One day, in April 1964, our professor of New Testament came into class brandishing a document in his hand. Waving it, he said one sentence: “Now we can believe in Sitz im leben.” That was a German phrase which meant “situation in life.” The document, issued that month by the Biblical Commission in Rome, was entitled Sancta Mater Ecclesia, and was on the historicity of the gospels. It pointed out that there were three stages in the formation of the gospels: the situation in the life of Jesus, the situation of the early Church and the situation of the evangelist.
German Protestant biblical scholars expounded this theory of Bible study in the mid-1800s. The Biblical Commission’s document declared that now we Catholics could accept this process in the formation of the gospels. This explanation was also incorporated into Vatican II’s own document on Revelation, Dei Verbum, the following year, 1965 (paragraph 19).
I told my students in Jilin in 1994, that while the Gospels are historically accurate, we may wonder why some things were chosen to be included and other things left out. As a conclusion to his gospel John would write: “Now Jesus did many other signs in the presence of his disciples that are not written in this book. But these are written that you may believe that Jesus is the Messiah, the Son of God, and that through this belief you may have life in his name” (John 20: 30-31). The written word was meant to lead people to faith and life in Christ.
I also pointed out the characteristics of each of the four gospels. For instance, Matthew’s gospel has passages like, “You have heard that it was said, ‘an eye for an eye, and a tooth for a tooth,’ but I say to you, ‘love your enemies, do good to those who persecute you.’” Or, something Jesus said or did was to “fulfil” what Isaiah or another Old Testament prophet had said. One of Luke’s characteristics is “filled with the Holy Spirit,” whenever Jesus or one of the Apostles said or did something. John has many “I am” sayings, like I am the way, the truth and the life,” “I am the bread of life,” I am the Good Shepherd,” etc. Mark emphasizes the suffering and death of Jesus, and that to be a disciple of Jesus, one must take up his or her own cross and follow Jesus. I emphasized that Catholic seminarians must recognize these distinguishing characteristics of the Gospels.
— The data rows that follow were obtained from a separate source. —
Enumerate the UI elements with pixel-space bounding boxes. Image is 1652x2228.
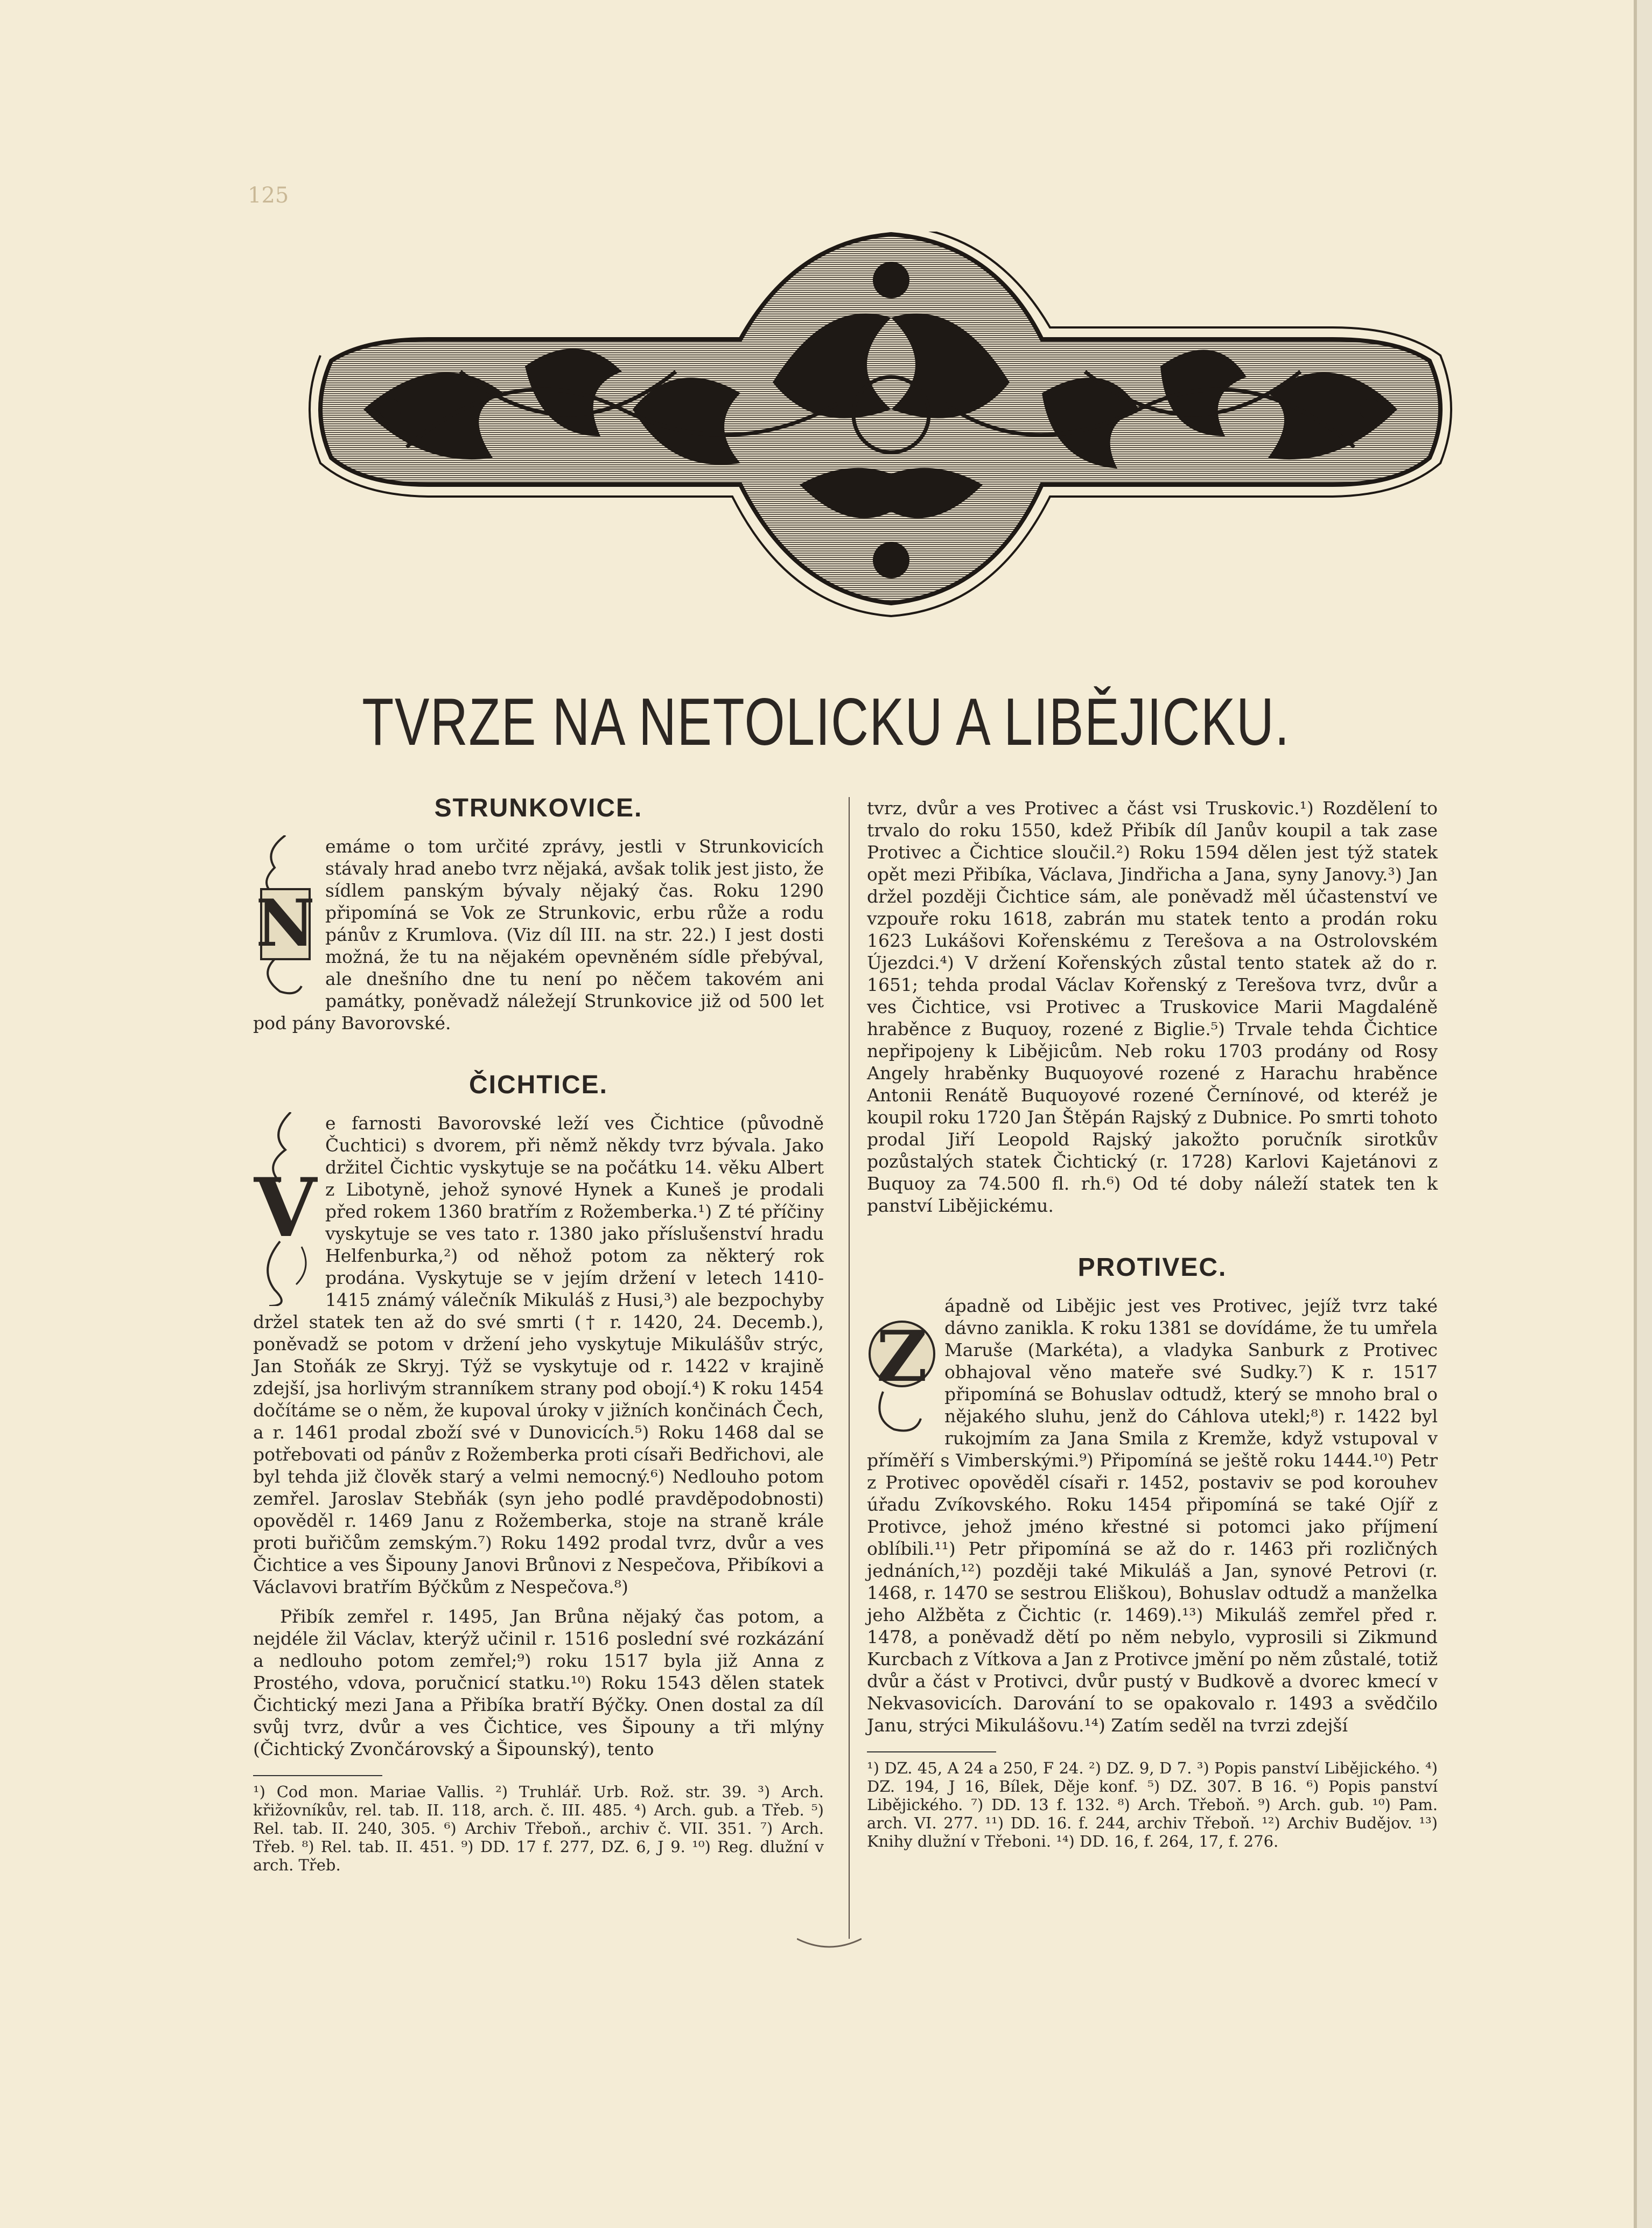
decorative-initial-v xyxy=(253,1112,318,1306)
section-heading-strunkovice: STRUNKOVICE. xyxy=(434,794,643,822)
section-heading-cichtice: ČICHTICE. xyxy=(469,1071,608,1099)
right-column xyxy=(867,797,1438,1850)
left-column xyxy=(253,794,824,1874)
decorative-initial-z xyxy=(867,1295,937,1435)
protivec-text: ápadně od Libějic jest ves Protivec, jejíž tvrz také dávno zanikla. K roku 1381 se dovídáme, že tu umřela Maruše (Markéta), a vladyka Sanburk z Protivec obhajoval věno mateře své Sudky.⁷) K r. 1517 připomíná se Bohuslav odtudž, který se mnoho bral o nějakého sluhu, jenž do Cáhlova utekl;⁸) r. 1422 byl rukojmím za Jana Smila z Kremže, když vstupoval v příměří s Vimberskými.⁹) Připomíná se ještě roku 1444.¹⁰) Petr z Protivec opověděl císaři r. 1452, postaviv se pod korouhev úřadu Zvíkovského. Roku 1454 připomíná se také Ojíř z Protivce, jehož jméno křestné si potomci jako příjmení oblíbili.¹¹) Petr připomíná se až do r. 1463 při rozličných jednáních,¹²) později také Mikuláš a Jan, synové Petrovi (r. 1468, r. 1470 se sestrou Eliškou), Bohuslav odtudž a manželka jeho Alžběta z Čichtic (r. 1469).¹³) Mikuláš zemřel před r. 1478, a poněvadž dětí po něm nebylo, vyprosili si Zikmund Kurcbach z Vítkova a Jan z Protivce jmění po něm zůstalé, totiž dvůr a část v Protivci, dvůr pustý v Budkově a dvorec kmecí v Nekvasovicích. Darování to se opakovalo r. 1493 a svědčilo Janu, strýci Mikulášovu.¹⁴) Zatím seděl na tvrzi zdejší xyxy=(867,1295,1438,1736)
footnote-rule xyxy=(253,1775,382,1776)
svg-text:V: V xyxy=(254,1161,317,1255)
svg-text:N: N xyxy=(256,885,315,961)
footnotes-right: ¹) DZ. 45, A 24 a 250, F 24. ²) DZ. 9, D 7. ³) Popis panství Libějického. ⁴) DZ. 194, J 16, Bílek, Děje konf. ⁵) DZ. 307. B 16. ⁶) Popis panství Libějického. ⁷) DD. 13 f. 132. ⁸) Arch. Třeboň. ⁹) Arch. gub. ¹⁰) Pam. arch. VI. 277. ¹¹) DD. 16. f. 244, archiv Třeboň. ¹²) Archiv Budějov. ¹³) Knihy dlužní v Třeboni. ¹⁴) DD. 16, f. 264, 17, f. 276. xyxy=(867,1759,1438,1850)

I told them that the 1964 document of the Biblical Commission is an example of St. Anselm’s definition of theology, Fides quaerens intellectum,—“Faith seeking understanding.”
The three stages in the formation of the gospels are tools to help us understand the background of the gospels. In fact, they were also incorporated into the Catechism of the Catholic Church of Pope John Paul II in 1994 (para. 126), which however calls them by a different name: 1. the life and teaching of Jesus, 2. the oral tradition, and 3. the written Gospels. (Cf. paragraph #19 of Vatican II’s Dei Verbum).
That single incident in my life demonstrates what we have been trying to do at our centre for the last 40 years. We were not just passing on knowledge, but “a spirit.” Just as my professors at Maryknoll imparted to me a love for the sacred scriptures, so too, 30 years later, in 1994, I was trying to impart a spirit of love for the Word of God to the seminarians of the Jilin Seminary.
I took my inspiration from the last chapter of Luke’s Gospel, where the two Emmaus disciples said to one another: “Were not our hearts burning within us, as we were walking on the road and he explained the Scriptures to us?” (Luke 24:32), and as Luke describes Jesus doing later for a larger group of disciples: “He opened their minds to understand the Scriptures” (Luke 24: 45). PJB
*An earlier version of this article was published in the Sunday Examiner on November 29, 2020.